If you’re trying to get more out of your soil you will need to put more in to it, so make sure it gets plenty of compost – 2 or 3 times more than usual depending on how demanding the crops are. You can also use liguid plant feeds like nettle tea and comfrey juice to make sure everything grows abundantly. Growing a polyculture takes a little more care and attention that growing a monoculture, but it doesn’t need to be complex and the rewards are well worth the effort. You should spend much less time weeding, hoeing and dealing with pests and diseases, and more time harvesting and eating!
- Every garden is different and what works in one may not work in another. Be prepared to stray from the plan and make best use of what you’ve got as the season progresses.
- Sow/plant densely and thin out if the slugs don’t do it for you.

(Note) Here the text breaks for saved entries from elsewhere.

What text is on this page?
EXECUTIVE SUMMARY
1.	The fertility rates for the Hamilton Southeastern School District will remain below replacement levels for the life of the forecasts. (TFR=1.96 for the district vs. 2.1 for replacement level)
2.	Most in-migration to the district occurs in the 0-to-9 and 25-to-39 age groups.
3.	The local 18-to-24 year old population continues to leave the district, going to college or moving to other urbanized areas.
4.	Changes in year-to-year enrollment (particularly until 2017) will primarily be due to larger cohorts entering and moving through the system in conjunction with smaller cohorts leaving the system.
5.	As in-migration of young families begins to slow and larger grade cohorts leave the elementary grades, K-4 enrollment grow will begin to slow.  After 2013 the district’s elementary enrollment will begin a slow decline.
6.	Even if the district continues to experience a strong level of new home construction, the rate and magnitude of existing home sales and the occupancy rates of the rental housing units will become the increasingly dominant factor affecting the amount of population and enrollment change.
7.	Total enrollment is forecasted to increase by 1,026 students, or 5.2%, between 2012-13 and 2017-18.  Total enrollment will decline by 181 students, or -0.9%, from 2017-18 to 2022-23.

- Don’t over-seed as you’ll create too much competition. Sow each crop at the recommended rate for the area.
- Use shade to your advantage to prevent bolting or hold back crops. This can be useful if you’ve sown too much in modules but don’t want to waste seedlings.
- Some crops work best in fairly big blocks, eg: squash takes over, brassicas need netting. You can still get other crops in though – sunflowers work well through squash.
- Leeks need a good groundcover that isn’t too thirsty, like parsley for example. Can also be planted in groups of three in the large spaces between young courgettes- the shade can help to blanch the stems.
- Use plenty of rapid shallow-rooted ground cover crops to make sure ground isn’t left bare, eg: salads, spinach, rocket, radish.
- Sow/plant plenty of self-seeding companion plants which will come back and compete with weeds.
- If you see a gap, fill it with something useful before a weed finds it.
- Harvest quickly, don’t wait for plants to mature. Pull out by the roots to make way for next crops.
- Don’t use too many crops if you don’t have the time to maintain it.
- Make sure you’re adequately feeding the soil to account for the extra productivity. Plenty of compost, liquid feeds and teas.
- While the beds will lose less water from evaporation from the soil (it will be covered with foliage) there will be a higher demand from the plants in warm and windy weather. Look out for signs of wilting.